Yusuf
ERİŞTİ'yi Yakınları, Yoldaşları Anlatıyor:
Yusuf Erişti; Devrime ve Halka
Bağlılığın Adı
Sömürü düzenlerini sürdürebilmek için halka
saldırmak, egemenlerin ortak yönüdür. Günümüzde bu saldın yöntemlerinin hemen
hepsi CIA ve Pentagon patentlidir. Kaybetme politikası da, diğer insanlık dışı
uygulamalar gibi bu merkezlerden üretilir. Kayıp politikası ilk olarak Nazi Almanyası'nda gündeme gelir. Daha sonra Latin-Amerika'da
insanlar karanlıkta kaçırılır ve kaybedilirken geride kalan sis perdesiyle
birlikte yüreklere korku salmak ister işkenceciler.
Şimdi ülkemizde de bu politika hızla yükselerek
devam ediyor. Bugüne kadar 300'e yakın insan devlet tarafından kaçırılarak katledildi
ve akıbetleri bilinmemektedir. En güzel canlarımız, en değerli insanlarımız bir
yerlerden işkenceciler tarafından zorla kaçırıldı. Sonra da "nerede?"
diye sorulduğunda, o klasik ve buz gibi söz tekrarlandı "bizde
yok..." Yüzlerce ana, dağlanan yüreğinin ateşiyle, binlerce yıllık Anadolu
kültürünün verdiği öfkeyle isyan etti. Zordu kayıp acısına dayanmak... Ne sarılıp
ağlayarak acını hafifleteceğin ölü bir beden, ne de kin ve öfkeyle kucaklayabileceğin
"öldüler yenilmediler" yazan bir mezar taşı vardı ortada...
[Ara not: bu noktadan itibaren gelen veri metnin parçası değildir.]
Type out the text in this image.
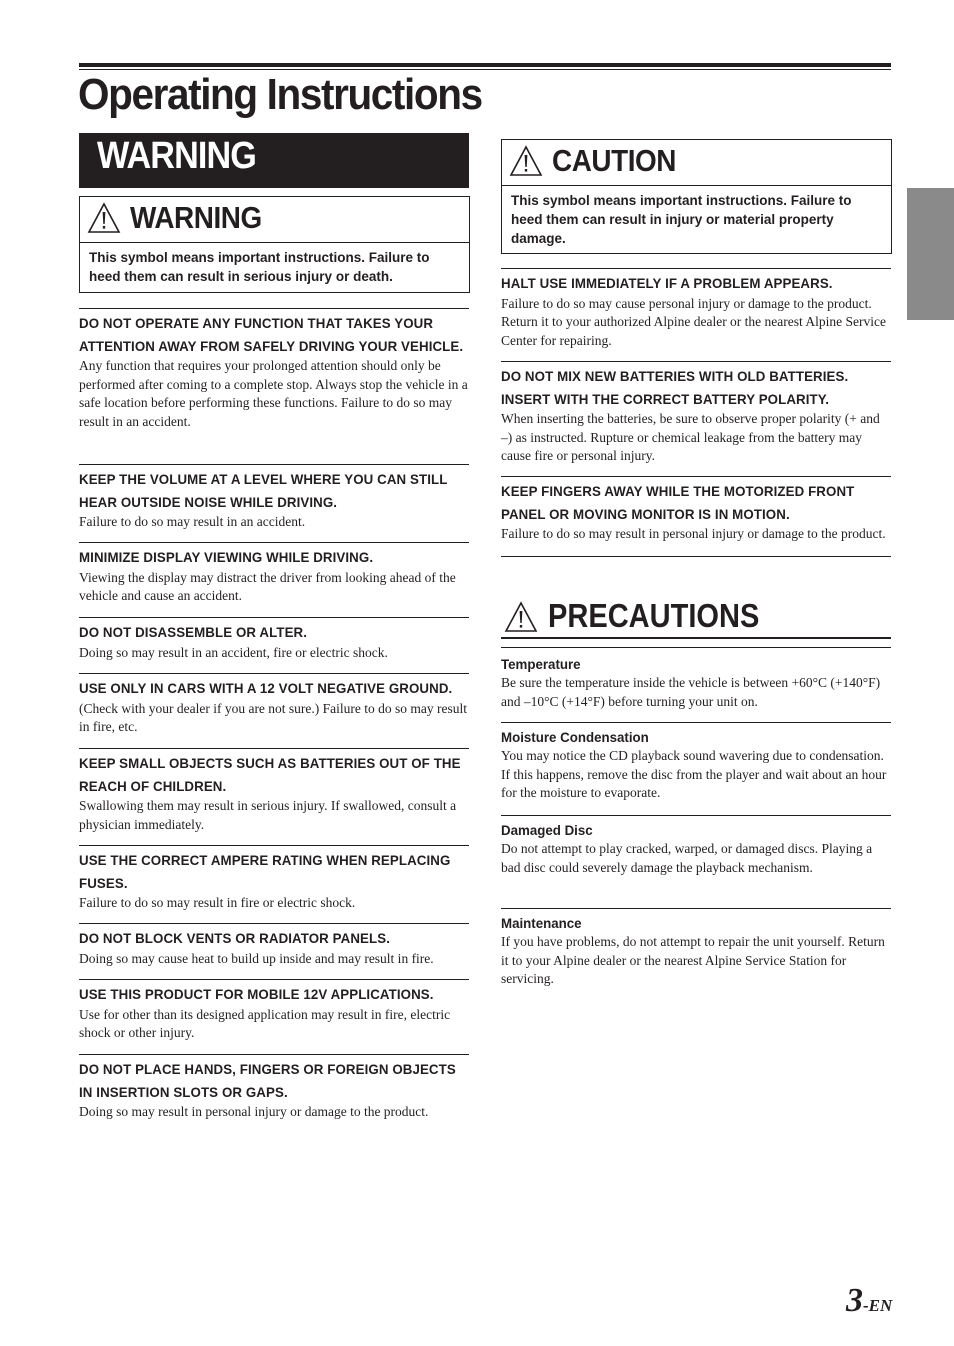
Operating Instructions
WARNING
WARNING
This symbol means important instructions. Failure to heed them can result in serious injury or death.
CAUTION
This symbol means important instructions. Failure to heed them can result in injury or material property damage.
DO NOT OPERATE ANY FUNCTION THAT TAKES YOUR ATTENTION AWAY FROM SAFELY DRIVING YOUR VEHICLE.
Any function that requires your prolonged attention should only be performed after coming to a complete stop. Always stop the vehicle in a safe location before performing these functions. Failure to do so may result in an accident.
KEEP THE VOLUME AT A LEVEL WHERE YOU CAN STILL HEAR OUTSIDE NOISE WHILE DRIVING.
Failure to do so may result in an accident.
MINIMIZE DISPLAY VIEWING WHILE DRIVING.
Viewing the display may distract the driver from looking ahead of the vehicle and cause an accident.
DO NOT DISASSEMBLE OR ALTER.
Doing so may result in an accident, fire or electric shock.
USE ONLY IN CARS WITH A 12 VOLT NEGATIVE GROUND.
(Check with your dealer if you are not sure.) Failure to do so may result in fire, etc.
KEEP SMALL OBJECTS SUCH AS BATTERIES OUT OF THE REACH OF CHILDREN.
Swallowing them may result in serious injury. If swallowed, consult a physician immediately.
USE THE CORRECT AMPERE RATING WHEN REPLACING FUSES.
Failure to do so may result in fire or electric shock.
DO NOT BLOCK VENTS OR RADIATOR PANELS.
Doing so may cause heat to build up inside and may result in fire.
USE THIS PRODUCT FOR MOBILE 12V APPLICATIONS.
Use for other than its designed application may result in fire, electric shock or other injury.
DO NOT PLACE HANDS, FINGERS OR FOREIGN OBJECTS IN INSERTION SLOTS OR GAPS.
Doing so may result in personal injury or damage to the product.
HALT USE IMMEDIATELY IF A PROBLEM APPEARS.
Failure to do so may cause personal injury or damage to the product. Return it to your authorized Alpine dealer or the nearest Alpine Service Center for repairing.
DO NOT MIX NEW BATTERIES WITH OLD BATTERIES. INSERT WITH THE CORRECT BATTERY POLARITY.
When inserting the batteries, be sure to observe proper polarity (+ and –) as instructed. Rupture or chemical leakage from the battery may cause fire or personal injury.
KEEP FINGERS AWAY WHILE THE MOTORIZED FRONT PANEL OR MOVING MONITOR IS IN MOTION.
Failure to do so may result in personal injury or damage to the product.
PRECAUTIONS
Temperature
Be sure the temperature inside the vehicle is between +60°C (+140°F) and –10°C (+14°F) before turning your unit on.
Moisture Condensation
You may notice the CD playback sound wavering due to condensation. If this happens, remove the disc from the player and wait about an hour for the moisture to evaporate.
Damaged Disc
Do not attempt to play cracked, warped, or damaged discs. Playing a bad disc could severely damage the playback mechanism.
Maintenance
If you have problems, do not attempt to repair the unit yourself. Return it to your Alpine dealer or the nearest Alpine Service Station for servicing.
3-EN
Yusuf Erişti de bu politikanın ilk kurbanlarındandı.
Yusuf, tüm yaşamım çalışarak kazanmış bir emekçiydi. Devrimcilikle tanışması,
12 Eylül öncesine dayanır. O devrimin emekçisi ve sıra neferi, halkın saygı ve
sevgiyle bahsettiği "bizim Yusuf'tu. 12 Eylül'den sonraki bir operasyonda
tutsak düşmesiyle birlikte, 2 yıl hapishanede kaldı. O yıllar yenilgi yılları,
zor yıllardı. Ve böyle bir dönemde Yusuf un hareketi sahiplenmesi anlamlıydı.
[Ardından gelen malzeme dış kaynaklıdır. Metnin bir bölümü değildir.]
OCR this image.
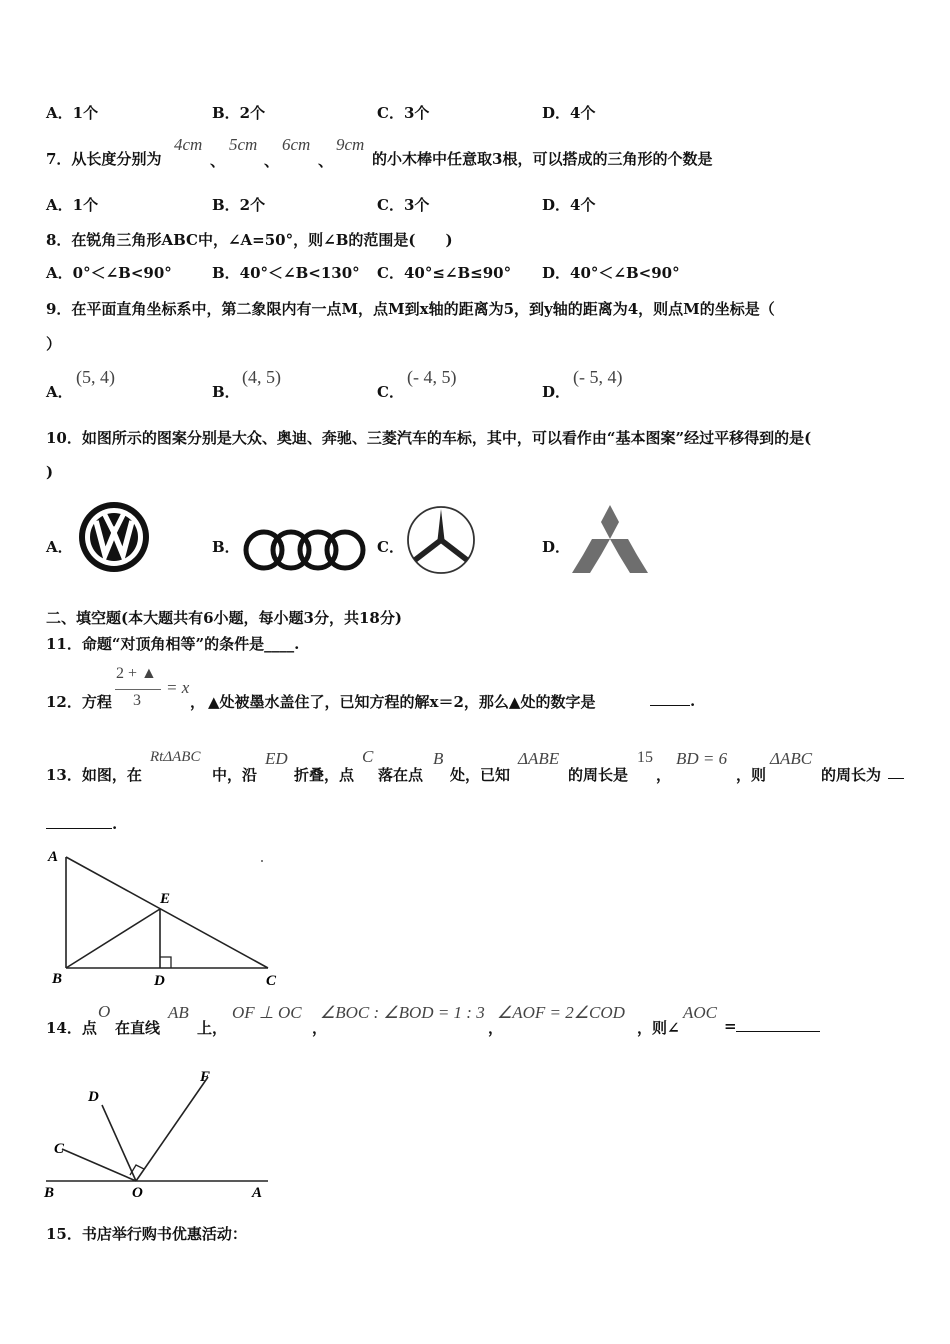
A．1个	B．2个	C．3个	D．4个
7．从长度分别为
4cm
、
5cm
、
6cm
、
9cm
的小木棒中任意取3根，可以搭成的三角形的个数是
A．1个	B．2个	C．3个	D．4个
8．在锐角三角形ABC中，∠A=50°，则∠B的范围是(　　)
A．0°＜∠B<90°	B．40°＜∠B<130° C．40°≤∠B≤90° D．40°＜∠B<90°
9．在平面直角坐标系中，第二象限内有一点M，点M到x轴的距离为5，到y轴的距离为4，则点M的坐标是（
）
A．
(5, 4)
B．
(4, 5)
C．
(- 4, 5)
D．
(- 5, 4)
10．如图所示的图案分别是大众、奥迪、奔驰、三菱汽车的车标，其中，可以看作由“基本图案”经过平移得到的是(
)
A．	B．	C．	D．
二、填空题(本大题共有6小题，每小题3分，共18分)
11．命题“对顶角相等”的条件是____.
12．方程
2 + ▲
3
= x
， ▲处被墨水盖住了，已知方程的解x＝2，那么▲处的数字是	.
13．如图，在
RtΔABC
中，沿
ED
折叠，点
C
落在点
B
处，已知
ΔABE
的周长是
15
，
BD = 6
，则
ΔABC
的周长为
.
A
E
B	D	C
14．点
O
在直线
AB
上，
OF ⊥ OC
，
∠BOC : ∠BOD = 1 : 3
，
∠AOF = 2∠COD
，则∠
AOC
=
F
D
C
B	O	A
15．书店举行购书优惠活动：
Yusuf, en son 14 Mart '91 günü saat 8:30 sularında, İstanbul Belgradkapı
civarındaki bir randevusuna gider. Fakat yerini veren bir hainin yardımıyla tekrar
işkencecilerin eline geçer. Yusuf un yoldaşlarına, davasına ve hareketine
ihanet etmeyeceğini bilen katiller, azgınca saldırırlar ona. Ama ondan
aldıkları tek cevap, "Size söyleyecek hiçbir şeyim yok, hiç bir şey söylemeyeceğim''
olur. Bu andan itibaren onu yenemeyeceklerini anlayan işkenceciler, onu
kaybetmeyi kafalarına koymuşlardır artık. Yusuf, işkencecilere kendi inlerinde
ağır bir tokat indirmiştir.
Yenilgiyi hazmedemeyen işkenceciler, Yusuf'u
Gayrettepe adlı işkencehanede gören bir çok tanığın da olmasına rağmen "biz de yok"
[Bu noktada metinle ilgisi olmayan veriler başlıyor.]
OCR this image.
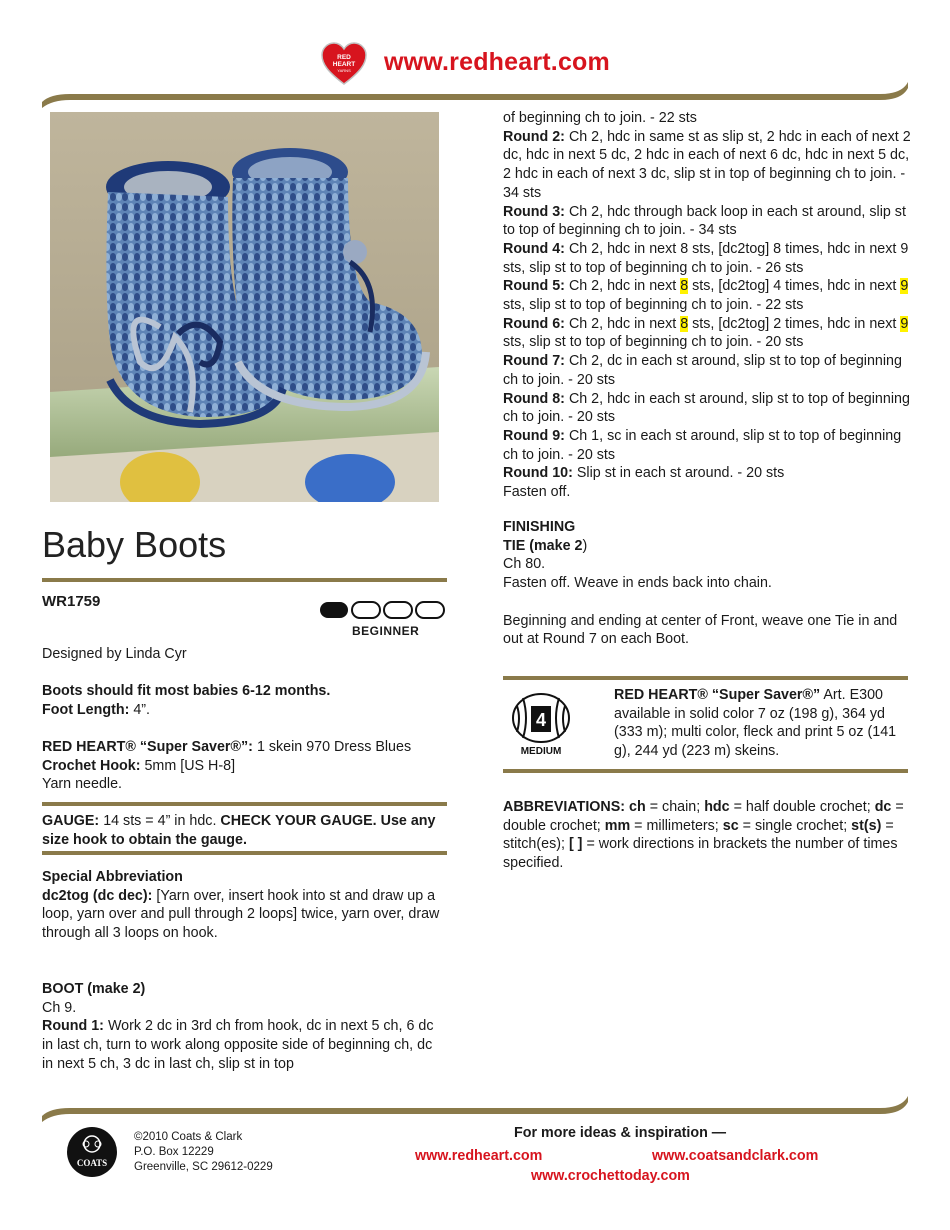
RED
HEART
YARNS www.redheart.com
Baby Boots
WR1759
BEGINNER
Designed by Linda Cyr

Boots should fit most babies 6-12 months.

Foot Length: 4”.

RED HEART® “Super Saver®”: 1 skein 970 Dress Blues

Crochet Hook: 5mm [US H-8]

Yarn needle.

GAUGE: 14 sts = 4” in hdc. CHECK YOUR GAUGE. Use any size hook to obtain the gauge.

Special Abbreviation

dc2tog (dc dec): [Yarn over, insert hook into st and draw up a loop, yarn over and pull through 2 loops] twice, yarn over, draw through all 3 loops on hook.

BOOT (make 2)

Ch 9.

Round 1: Work 2 dc in 3rd ch from hook, dc in next 5 ch, 6 dc in last ch, turn to work along opposite side of beginning ch, dc in next 5 ch, 3 dc in last ch, slip st in top

of beginning ch to join. - 22 sts

Round 2: Ch 2, hdc in same st as slip st, 2 hdc in each of next 2 dc, hdc in next 5 dc, 2 hdc in each of next 6 dc, hdc in next 5 dc, 2 hdc in each of next 3 dc, slip st in top of beginning ch to join. - 34 sts

Round 3: Ch 2, hdc through back loop in each st around, slip st to top of beginning ch to join. - 34 sts

Round 4: Ch 2, hdc in next 8 sts, [dc2tog] 8 times, hdc in next 9 sts, slip st to top of beginning ch to join. - 26 sts

Round 5: Ch 2, hdc in next 8 sts, [dc2tog] 4 times, hdc in next 9 sts, slip st to top of beginning ch to join. - 22 sts

Round 6: Ch 2, hdc in next 8 sts, [dc2tog] 2 times, hdc in next 9 sts, slip st to top of beginning ch to join. - 20 sts

Round 7: Ch 2, dc in each st around, slip st to top of beginning ch to join. - 20 sts

Round 8: Ch 2, hdc in each st around, slip st to top of beginning ch to join. - 20 sts

Round 9: Ch 1, sc in each st around, slip st to top of beginning ch to join. - 20 sts

Round 10: Slip st in each st around. - 20 sts

Fasten off.

FINISHING

TIE (make 2)

Ch 80.

Fasten off. Weave in ends back into chain.

Beginning and ending at center of Front, weave one Tie in and out at Round 7 on each Boot.

4
MEDIUM

RED HEART® “Super Saver®” Art. E300 available in solid color 7 oz (198 g), 364 yd (333 m); multi color, fleck and print 5 oz (141 g), 244 yd (223 m) skeins.

ABBREVIATIONS: ch = chain; hdc = half double crochet; dc = double crochet; mm = millimeters; sc = single crochet; st(s) = stitch(es); [ ] = work directions in brackets the number of times specified.

COATS
©2010 Coats & Clark
P.O. Box 12229
Greenville, SC 29612-0229
For more ideas & inspiration —
www.redheart.com	www.coatsandclark.com
www.crochettoday.com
derler. Onu kaybedenler ancak kendi namuslarını ve şereflerini kaybederek
acizliklerini sergilemişlerdir. Her kayıpta yaşadıkları kendi yenilgileridir.
Ve bu yenilgilerini, kayıpları da gizleme çalışmaları yanılgıdır. Tarih
zalimlerin hükmünü çoktan vermiştir.
(Yukarıdaki anlatım, Zafer Yolunda Kurtuluş dergisinin 6 Nisan 1996
tarihli 39. sayısında yayınlanmıştır.)